As a part of the Study for Exascale Advances in a High-resolution Ocean using ROMS Coupled to E3SM (SEAHORÇE) project, we are working on assessing E3SM and MPAS-Ocean's representation of the complex circulation of shallow shelves and ocean-shelf exchange (eg. submesoscale processes and river plume dynamics) around the Continental US as the minimum resolution in the regional refinement zones is pushed to kilometer scales. The transport and fate of coastally sourced carbon tracers are examined in this framework.

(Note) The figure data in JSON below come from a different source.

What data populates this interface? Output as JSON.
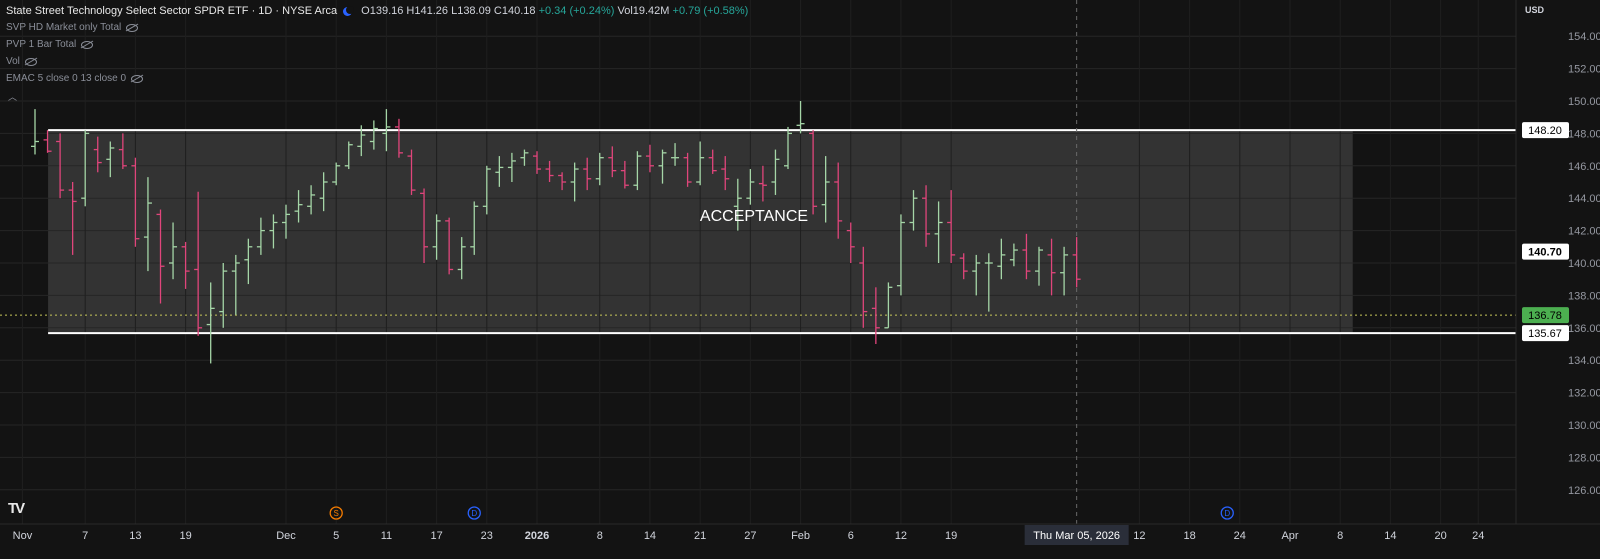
{
  "header": {
    "symbol_title": "State Street Technology Select Sector SPDR ETF · 1D · NYSE Arca",
    "ohlc": {
      "open": "O139.16",
      "high": "H141.26",
      "low": "L138.09",
      "close": "C140.18",
      "change": "+0.34 (+0.24%)"
    },
    "volume": "Vol19.42M",
    "volume_change": "+0.79 (+0.58%)",
    "currency": "USD"
  },
  "indicators": [
    {
      "name": "SVP HD Market only Total",
      "icon": "eye-slash-icon"
    },
    {
      "name": "PVP 1 Bar Total",
      "icon": "eye-slash-icon"
    },
    {
      "name": "Vol",
      "icon": "eye-slash-icon"
    },
    {
      "name": "EMAC 5 close 0 13 close 0",
      "icon": "eye-slash-icon"
    }
  ],
  "colors": {
    "up": "#a5d6a7",
    "down": "#e0457b",
    "box": "#3a3a3a",
    "current_price": "#4caf50"
  },
  "chart_data": {
    "type": "ohlc",
    "y_range": [
      125,
      155
    ],
    "y_ticks": [
      126,
      128,
      130,
      132,
      134,
      136,
      138,
      140,
      142,
      144,
      146,
      148,
      150,
      152,
      154
    ],
    "y_tick_labels": [
      "126.00",
      "128.00",
      "130.00",
      "132.00",
      "134.00",
      "136.00",
      "138.00",
      "140.00",
      "142.00",
      "144.00",
      "146.00",
      "148.00",
      "150.00",
      "152.00",
      "154.00"
    ],
    "x_ticks": [
      {
        "label": "Nov",
        "i": -1
      },
      {
        "label": "7",
        "i": 4
      },
      {
        "label": "13",
        "i": 8
      },
      {
        "label": "19",
        "i": 12
      },
      {
        "label": "Dec",
        "i": 20
      },
      {
        "label": "5",
        "i": 24
      },
      {
        "label": "11",
        "i": 28
      },
      {
        "label": "17",
        "i": 32
      },
      {
        "label": "23",
        "i": 36
      },
      {
        "label": "2026",
        "i": 40
      },
      {
        "label": "8",
        "i": 45
      },
      {
        "label": "14",
        "i": 49
      },
      {
        "label": "21",
        "i": 53
      },
      {
        "label": "27",
        "i": 57
      },
      {
        "label": "Feb",
        "i": 61
      },
      {
        "label": "6",
        "i": 65
      },
      {
        "label": "12",
        "i": 69
      },
      {
        "label": "19",
        "i": 73
      },
      {
        "label": "12",
        "i": 88
      },
      {
        "label": "18",
        "i": 92
      },
      {
        "label": "24",
        "i": 96
      },
      {
        "label": "Apr",
        "i": 100
      },
      {
        "label": "8",
        "i": 104
      },
      {
        "label": "14",
        "i": 108
      },
      {
        "label": "20",
        "i": 112
      },
      {
        "label": "24",
        "i": 115
      }
    ],
    "crosshair": {
      "label": "Thu Mar 05, 2026",
      "i": 83
    },
    "events": [
      {
        "label": "S",
        "i": 24,
        "color": "#f57c00"
      },
      {
        "label": "D",
        "i": 35,
        "color": "#2962ff"
      },
      {
        "label": "D",
        "i": 95,
        "color": "#2962ff"
      }
    ],
    "acceptance_box": {
      "label": "ACCEPTANCE",
      "upper": 148.2,
      "lower": 135.67,
      "start_i": 2,
      "end_i": 105
    },
    "price_labels": [
      {
        "value": 148.2,
        "text": "148.20",
        "style": "white"
      },
      {
        "value": 140.7,
        "text": "140.70",
        "style": "white-bold"
      },
      {
        "value": 136.78,
        "text": "136.78",
        "style": "green"
      },
      {
        "value": 135.67,
        "text": "135.67",
        "style": "white"
      }
    ],
    "bars": [
      [
        147.2,
        149.5,
        146.7,
        147.5
      ],
      [
        147.6,
        148.2,
        146.8,
        146.9
      ],
      [
        147.5,
        148.0,
        144.0,
        144.5
      ],
      [
        144.5,
        145.0,
        140.5,
        143.8
      ],
      [
        144.0,
        148.2,
        143.5,
        148.0
      ],
      [
        147.0,
        147.8,
        145.6,
        146.2
      ],
      [
        146.4,
        147.5,
        145.3,
        147.1
      ],
      [
        147.0,
        148.0,
        145.8,
        146.0
      ],
      [
        146.0,
        146.5,
        141.0,
        141.5
      ],
      [
        141.6,
        145.3,
        139.5,
        143.7
      ],
      [
        143.0,
        143.3,
        137.5,
        139.8
      ],
      [
        140.0,
        142.5,
        139.0,
        141.0
      ],
      [
        141.0,
        141.3,
        138.4,
        139.5
      ],
      [
        139.6,
        144.4,
        135.5,
        136.0
      ],
      [
        136.2,
        138.8,
        133.8,
        137.2
      ],
      [
        137.0,
        140.0,
        136.0,
        139.5
      ],
      [
        139.5,
        140.5,
        136.8,
        140.0
      ],
      [
        140.2,
        141.5,
        138.7,
        141.0
      ],
      [
        141.0,
        142.8,
        140.5,
        142.0
      ],
      [
        142.0,
        143.0,
        140.9,
        142.5
      ],
      [
        142.5,
        143.6,
        141.5,
        143.0
      ],
      [
        143.2,
        144.5,
        142.5,
        143.6
      ],
      [
        143.5,
        144.8,
        143.0,
        144.2
      ],
      [
        144.0,
        145.6,
        143.2,
        145.0
      ],
      [
        145.0,
        146.2,
        144.8,
        146.0
      ],
      [
        146.0,
        147.5,
        145.8,
        147.3
      ],
      [
        147.2,
        148.5,
        146.6,
        147.9
      ],
      [
        147.5,
        148.8,
        147.0,
        148.3
      ],
      [
        148.0,
        149.5,
        146.9,
        148.4
      ],
      [
        148.4,
        148.9,
        146.5,
        146.8
      ],
      [
        146.6,
        147.0,
        144.2,
        144.5
      ],
      [
        144.3,
        144.6,
        140.0,
        141.0
      ],
      [
        141.0,
        143.0,
        140.2,
        142.6
      ],
      [
        142.6,
        142.8,
        139.3,
        139.6
      ],
      [
        139.6,
        141.6,
        139.0,
        141.0
      ],
      [
        141.0,
        143.8,
        140.5,
        143.5
      ],
      [
        143.5,
        146.0,
        143.0,
        145.8
      ],
      [
        145.6,
        146.6,
        144.7,
        145.9
      ],
      [
        145.9,
        146.8,
        145.0,
        146.3
      ],
      [
        146.5,
        147.0,
        146.0,
        146.8
      ],
      [
        146.6,
        146.9,
        145.5,
        145.8
      ],
      [
        145.8,
        146.3,
        145.0,
        145.4
      ],
      [
        145.4,
        145.6,
        144.5,
        145.0
      ],
      [
        145.0,
        146.2,
        143.8,
        145.8
      ],
      [
        145.8,
        146.5,
        144.5,
        145.2
      ],
      [
        145.2,
        146.8,
        144.8,
        146.5
      ],
      [
        146.5,
        147.2,
        145.3,
        145.7
      ],
      [
        145.7,
        146.3,
        144.6,
        144.8
      ],
      [
        144.8,
        146.9,
        144.5,
        146.6
      ],
      [
        146.6,
        147.3,
        145.6,
        146.0
      ],
      [
        146.0,
        147.0,
        144.9,
        146.8
      ],
      [
        146.5,
        147.4,
        146.0,
        146.5
      ],
      [
        146.5,
        146.8,
        144.7,
        145.0
      ],
      [
        145.0,
        147.5,
        144.8,
        146.5
      ],
      [
        146.5,
        147.0,
        145.5,
        145.7
      ],
      [
        145.8,
        146.6,
        144.5,
        145.2
      ],
      [
        143.5,
        145.2,
        142.0,
        144.0
      ],
      [
        144.0,
        145.8,
        143.6,
        145.0
      ],
      [
        144.9,
        146.0,
        143.8,
        144.8
      ],
      [
        145.0,
        147.0,
        144.2,
        146.4
      ],
      [
        146.0,
        148.4,
        145.8,
        148.0
      ],
      [
        148.5,
        150.0,
        148.0,
        148.6
      ],
      [
        148.0,
        148.2,
        143.0,
        143.5
      ],
      [
        143.6,
        146.6,
        142.5,
        145.0
      ],
      [
        145.0,
        146.2,
        141.5,
        142.6
      ],
      [
        142.0,
        142.5,
        140.0,
        141.0
      ],
      [
        140.0,
        141.0,
        136.0,
        137.0
      ],
      [
        137.2,
        138.5,
        135.0,
        136.0
      ],
      [
        136.0,
        138.8,
        136.0,
        138.5
      ],
      [
        138.6,
        143.0,
        138.0,
        142.5
      ],
      [
        142.5,
        144.5,
        142.0,
        144.0
      ],
      [
        144.0,
        144.8,
        141.0,
        141.8
      ],
      [
        141.8,
        143.8,
        140.0,
        142.5
      ],
      [
        142.5,
        144.5,
        140.0,
        140.5
      ],
      [
        140.3,
        140.6,
        139.0,
        139.5
      ],
      [
        139.5,
        140.5,
        138.0,
        140.0
      ],
      [
        140.0,
        140.6,
        137.0,
        140.0
      ],
      [
        139.8,
        141.5,
        139.0,
        140.5
      ],
      [
        140.2,
        141.2,
        139.8,
        140.8
      ],
      [
        140.8,
        141.8,
        139.0,
        139.5
      ],
      [
        139.5,
        141.0,
        138.6,
        140.8
      ],
      [
        140.5,
        141.5,
        138.0,
        139.4
      ],
      [
        139.4,
        141.0,
        138.0,
        140.5
      ],
      [
        140.5,
        141.6,
        138.5,
        139.0
      ]
    ]
  }
}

Within the Interdisciplinary Research for Arctic Coastal Environments (InteRFACE) project, high-fidelity large eddy simulations are being used to better understand and parameterize in E3SM and MPAS-Ocean the role wave-ice interactions and ice floe distributions play in light penetration and phytoplankton blooms in the coastal and open-ocean Arctic. These results have implications for the export of coastally sourced carbon off-shelf and into the deep ocean.